Design aesthetics aren’t developed, they are inborn and you just hone into them and exploit them to their potential. I think I try to keep my individual style alive and I keep it simple. My clothes transcend age and boundaries. At least that’s how I perceive them.
How do you source your materials? Any particular material that you always use and why did you choose those particular ones?
Over the years I have sourced my fabrics from Chanderi and Benaras. I stick to the same suppliers so I can get the same quality I want. We use a lot of chanderi, cotton silks and silks. Linen is another staple of ours which we source only from Linen Club vendors.
How do you balance creativity with practicality when designing and producing your collections? How do you merge your designs with customer preferences?
I keep my silhouettes easy and relaxed so my clients of any size or age can wear them and feel good in them, as long as they like my aesthetics.
How do you market your products? How do you connect with your customers?
I make my lookbooks and send them out to stores. I’ve also participated in many fashion weeks ever since 2002. My individual client base has built over the years simply through word of mouth. Now, of course, I have also succumbed to the power of Instagram and Facebook. We have a website, www.taikabypoonambhagat.net , which we keep updating with photos of every collection. Ramp shows have also helped garner media attention.
What advice would you give to someone who is interested in starting their own fashion business?
Keep it simple and be your own, don’t simply follow others, carve your own niche and stick to it. In the words of Oscar Wilde – be yourself, everyone else is already taken.

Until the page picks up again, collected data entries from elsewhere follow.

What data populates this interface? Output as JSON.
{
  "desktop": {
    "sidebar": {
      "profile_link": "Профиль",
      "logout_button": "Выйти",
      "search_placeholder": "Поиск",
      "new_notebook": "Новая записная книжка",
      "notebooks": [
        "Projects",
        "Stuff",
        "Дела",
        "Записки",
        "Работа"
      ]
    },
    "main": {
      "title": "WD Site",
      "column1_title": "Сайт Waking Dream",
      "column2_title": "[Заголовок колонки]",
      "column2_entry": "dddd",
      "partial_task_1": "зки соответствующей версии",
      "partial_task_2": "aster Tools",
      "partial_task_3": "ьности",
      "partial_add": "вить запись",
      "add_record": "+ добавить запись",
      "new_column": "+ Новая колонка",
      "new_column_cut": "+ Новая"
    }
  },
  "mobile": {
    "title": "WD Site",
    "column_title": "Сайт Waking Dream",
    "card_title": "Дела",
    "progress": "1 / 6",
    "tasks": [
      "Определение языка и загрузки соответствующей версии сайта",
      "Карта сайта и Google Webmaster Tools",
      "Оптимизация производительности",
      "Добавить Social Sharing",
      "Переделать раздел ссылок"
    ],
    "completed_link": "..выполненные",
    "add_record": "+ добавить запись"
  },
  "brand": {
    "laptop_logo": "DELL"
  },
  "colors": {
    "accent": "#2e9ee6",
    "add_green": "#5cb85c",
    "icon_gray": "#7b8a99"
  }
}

What’s next for you—any upcoming projects or collections we should know about?
I am right now busy churning out for Autumn/Winter 2023. We have had back-to-back Exhibitions from Dubai to Singapore and in between, last month 5 one after the other. Now it’s time for me to sit still and start designing for Spring Summer 24.
How do you manage your workers as well as the creative process?
I have a good production manager who manages the workers and me for that reason. My only desire would be to not get involved in the day-to-day admin of my factory and have time instead only to create, but that is easier said than done.
Can you describe one of your favorite creations – how did you design it? Any personal story behind it?
One of my most cherished collections, SS 10, was inspired by Joan Miro , a world-renowned Spanish artist, and was showcased on the ramp at Fashion Week in October 2009. Miro’s art is characterized by brilliant colors combined with simplified forms, playful and naive yet retaining a seriousness about them. They were unabashedly childlike and full of joy. I so enjoyed bringing them to life on my own egg-white canvas of linens and cotton silks appliqued and embroidered in bold primary colors. They were hugely appreciated although 14 years ago they were a little too avant-garde in design for consumers.
A few months later. Prince Felipe and Princess Letizia of Spain (Now the King and Queen ) came visiting and I had the honor of not only meeting them but also presenting two of my Miro-inspired outfits, straight off the ramp, to the gorgeous and model-like Princess.
It is to Poonam’s credit that she established her business when there were not many marketing avenues like the ones available to those starting today. Imagine what can be achieved if you were to start your clothing or sewing business today… The main things you need are a willingness to begin and the dedication to work hard.